Deux conflits récents en Asie montrent d'ailleurs que la
Chine populaire est bien
prête à ce rôle de gardien du statu quo. Au
Bengla Desh, comme à Ceylan, la Chine populaire à pris en effet fait et cause pour les gouvernements en place,
contre les insurgés Bengalis ou Ceylanais.
Dans le cas du Bengla Desh, on avait
affaire à un peuple qui réclamait son indépendance que
lui refusait un gouvernement militaire réactionnaire responsable d'un véritable
génocide des Bengalis: Dans le cas de
Ceylan, on avait même affaire à une insurrection populaire se réclamant plus ou moins du maoïsme, contre le gouvernement
de gauche de Madame Bandanaraike.
Dans les deux cas, la Chine populaire s'est retrouvée
aux côtés des gouvernements en place,
pour la défense du statu quo. Dans les
deux cas, elle s'est trouvée aussi, dans les faits, aux côtés des
Etats-Unis.
Bien entendu la Chine ne peut
pas grand chose à propos du règlement du conflit vietnamien lui-même. D'éventuelles pressions de sa part ne pourraient rien
contre la volonté des vietnamiens qui, depuis vingt-cinq ans, n'ont pas cessé le combat contre
l'impérialisme Français d'abord,
américain ensuite et les gouvernements fantoches à leur solde. Un règlement au Vietnam ne dépend que du rapport de
forces qui s'est créé au Vietnam même.
Par
contre on peut s'attendre qu'elle pèse de tout son poids dans les autres pays
du Sud-est asiatique, soit pour stopper la lutte entamée ici ou là par les
forces nationalistes (comme au Laos, au Cambodge: ou au Siam) soit pour les décourager de
l'entreprendre.

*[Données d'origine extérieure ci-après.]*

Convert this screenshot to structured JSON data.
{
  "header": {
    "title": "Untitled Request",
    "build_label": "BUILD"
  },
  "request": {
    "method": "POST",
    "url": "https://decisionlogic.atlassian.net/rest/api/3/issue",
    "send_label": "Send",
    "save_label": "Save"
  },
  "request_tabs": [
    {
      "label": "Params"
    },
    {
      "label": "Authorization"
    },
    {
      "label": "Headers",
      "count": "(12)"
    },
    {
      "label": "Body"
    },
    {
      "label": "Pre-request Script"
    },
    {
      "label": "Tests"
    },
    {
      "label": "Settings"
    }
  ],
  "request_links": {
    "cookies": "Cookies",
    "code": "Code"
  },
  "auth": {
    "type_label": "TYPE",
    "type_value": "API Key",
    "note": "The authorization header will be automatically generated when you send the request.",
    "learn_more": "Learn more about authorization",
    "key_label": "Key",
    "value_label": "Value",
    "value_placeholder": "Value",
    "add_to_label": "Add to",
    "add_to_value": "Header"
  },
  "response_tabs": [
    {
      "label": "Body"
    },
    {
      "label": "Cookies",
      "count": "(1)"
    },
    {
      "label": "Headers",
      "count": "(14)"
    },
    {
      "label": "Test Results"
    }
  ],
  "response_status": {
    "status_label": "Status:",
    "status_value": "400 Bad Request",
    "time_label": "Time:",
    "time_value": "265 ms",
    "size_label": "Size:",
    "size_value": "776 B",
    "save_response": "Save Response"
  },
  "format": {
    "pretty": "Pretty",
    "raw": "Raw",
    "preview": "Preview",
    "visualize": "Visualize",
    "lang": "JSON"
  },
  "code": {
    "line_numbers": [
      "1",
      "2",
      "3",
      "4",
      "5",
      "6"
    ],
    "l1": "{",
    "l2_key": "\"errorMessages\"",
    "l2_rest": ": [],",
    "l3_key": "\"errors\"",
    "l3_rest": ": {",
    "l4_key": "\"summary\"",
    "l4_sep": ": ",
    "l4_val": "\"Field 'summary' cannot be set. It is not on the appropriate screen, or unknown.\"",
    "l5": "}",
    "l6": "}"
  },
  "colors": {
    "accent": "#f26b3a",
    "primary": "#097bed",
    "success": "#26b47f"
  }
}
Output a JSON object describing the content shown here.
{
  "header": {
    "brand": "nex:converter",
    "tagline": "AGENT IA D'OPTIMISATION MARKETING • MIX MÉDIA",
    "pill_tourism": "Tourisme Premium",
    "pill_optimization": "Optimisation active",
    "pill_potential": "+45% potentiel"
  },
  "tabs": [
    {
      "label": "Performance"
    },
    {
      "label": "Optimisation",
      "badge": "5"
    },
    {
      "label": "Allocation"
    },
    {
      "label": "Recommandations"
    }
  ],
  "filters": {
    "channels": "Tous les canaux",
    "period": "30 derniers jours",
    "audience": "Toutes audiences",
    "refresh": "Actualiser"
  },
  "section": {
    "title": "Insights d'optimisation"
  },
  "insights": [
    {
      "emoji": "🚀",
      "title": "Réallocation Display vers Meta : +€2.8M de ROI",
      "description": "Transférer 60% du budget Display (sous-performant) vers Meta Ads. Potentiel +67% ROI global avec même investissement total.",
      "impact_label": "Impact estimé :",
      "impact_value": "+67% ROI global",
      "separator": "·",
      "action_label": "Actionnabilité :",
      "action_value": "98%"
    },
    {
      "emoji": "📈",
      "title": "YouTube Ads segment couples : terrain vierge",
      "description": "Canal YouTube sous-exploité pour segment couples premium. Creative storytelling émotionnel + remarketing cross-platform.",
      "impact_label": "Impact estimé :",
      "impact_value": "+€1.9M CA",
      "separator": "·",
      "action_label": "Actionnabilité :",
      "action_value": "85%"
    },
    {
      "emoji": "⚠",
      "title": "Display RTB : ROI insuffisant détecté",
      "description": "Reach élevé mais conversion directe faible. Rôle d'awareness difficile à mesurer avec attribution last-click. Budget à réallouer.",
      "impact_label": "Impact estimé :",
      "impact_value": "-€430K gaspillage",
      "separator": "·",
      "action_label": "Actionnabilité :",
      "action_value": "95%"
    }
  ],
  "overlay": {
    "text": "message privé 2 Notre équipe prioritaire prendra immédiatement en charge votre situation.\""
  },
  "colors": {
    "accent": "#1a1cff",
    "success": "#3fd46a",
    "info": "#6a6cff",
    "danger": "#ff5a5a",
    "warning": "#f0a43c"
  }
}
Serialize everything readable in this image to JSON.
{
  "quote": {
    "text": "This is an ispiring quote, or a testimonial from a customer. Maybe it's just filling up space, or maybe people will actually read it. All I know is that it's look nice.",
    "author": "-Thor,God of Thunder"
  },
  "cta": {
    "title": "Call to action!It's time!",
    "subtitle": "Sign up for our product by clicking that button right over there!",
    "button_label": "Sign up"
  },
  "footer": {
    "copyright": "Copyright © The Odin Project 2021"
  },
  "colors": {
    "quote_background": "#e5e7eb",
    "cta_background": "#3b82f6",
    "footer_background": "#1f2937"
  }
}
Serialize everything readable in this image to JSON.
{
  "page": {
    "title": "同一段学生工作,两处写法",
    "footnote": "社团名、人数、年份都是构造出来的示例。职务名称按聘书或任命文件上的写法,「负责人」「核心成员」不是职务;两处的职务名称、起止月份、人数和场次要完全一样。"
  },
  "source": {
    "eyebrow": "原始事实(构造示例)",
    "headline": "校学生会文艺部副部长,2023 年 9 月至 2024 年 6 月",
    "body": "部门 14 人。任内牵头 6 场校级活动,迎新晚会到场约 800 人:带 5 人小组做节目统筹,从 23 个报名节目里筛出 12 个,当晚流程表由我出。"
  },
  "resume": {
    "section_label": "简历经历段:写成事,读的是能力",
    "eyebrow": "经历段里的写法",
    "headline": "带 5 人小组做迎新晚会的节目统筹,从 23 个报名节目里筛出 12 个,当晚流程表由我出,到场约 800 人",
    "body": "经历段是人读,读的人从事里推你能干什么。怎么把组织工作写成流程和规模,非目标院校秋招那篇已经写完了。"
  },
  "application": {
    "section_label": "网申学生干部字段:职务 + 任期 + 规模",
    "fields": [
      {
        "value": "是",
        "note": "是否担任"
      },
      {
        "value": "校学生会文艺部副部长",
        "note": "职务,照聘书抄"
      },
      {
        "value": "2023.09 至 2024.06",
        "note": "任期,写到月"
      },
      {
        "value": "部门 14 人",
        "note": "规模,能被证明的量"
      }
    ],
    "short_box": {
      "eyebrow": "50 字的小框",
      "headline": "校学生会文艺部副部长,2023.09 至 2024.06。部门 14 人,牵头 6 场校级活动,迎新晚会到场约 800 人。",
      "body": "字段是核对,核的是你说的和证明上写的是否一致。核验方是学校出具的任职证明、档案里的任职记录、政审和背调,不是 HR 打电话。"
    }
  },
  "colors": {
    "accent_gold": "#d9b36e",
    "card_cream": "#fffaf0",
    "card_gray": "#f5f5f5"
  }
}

Après les
exemples du Bengladesh et de Ceylan, nul partisan de la lutte armée contre les gouvernements en
place ne peut ignorer qu'il se heurtera à l'hostilité de la Chine.
LA QUESTION
DE FORMOSE
Face à ces raisons essentielles
qui poussent les Etats-Unis et la Chine à nouer de
nouvelles relations, le problème de Taiwan, qui était présenté comme la pierre
d'achoppement des relations
sino-américaines, passe de toute évidence au second plan,
Il a été aussi facile à Mao d'oublier en
recevant Nixon que ce sont les navires américains
qui protègent les derniers vestiges du régime de Chiang Kai Chek depuis vingt ans, qu'à Nixon d'abandonner le vieil allié
de l'impérialisme américain, lorsque l'O.N.U. a prié son représentant
de céder la place à celui de Mao.
En fait, sans abandonner
l'espoir d'adjoindre un jour à nouveau Formose à la Chine, les gouvernants chinois caressent l'idée d'y parvenir par un
règlement politique avec Chiang Kai
chek ou ses successeurs. C'est ce qu'expriment un certain nombre de déclarations des dirigeants chinois
conciliantes à l'égard du vieux dictateur du Kuomintang. Ou encore les toutes dernières déclarations de Chou En Lai
à des journalistes américains comme
quoi les industriels de Formose pourraient se voir accorder les
avantages dont ont bénéficié les
"capitalistes nationaux" chinois,
Plus que toute autre chose, de telles déclarations
montrent bien que les dirigeants maoïstes eux-mêmes
considèrent qu'il n'y a pas d'oppositions sociales fondamentales entre leur régime et celui de Chiang Kai
chek. Pour eux, non seulement un accord est possible entre les deux et la bourgeoisie qui soutient Chiang
pourrait y souscrire,
LE
RENVERSEMENT DES ALLIANCES
Le rapprochement sino-américain pose finalement le problème de
l'éventualité d'un renversement des alliances entre les très
grandes puissances que sont les Etats-Unis, l'URSS et la Chine.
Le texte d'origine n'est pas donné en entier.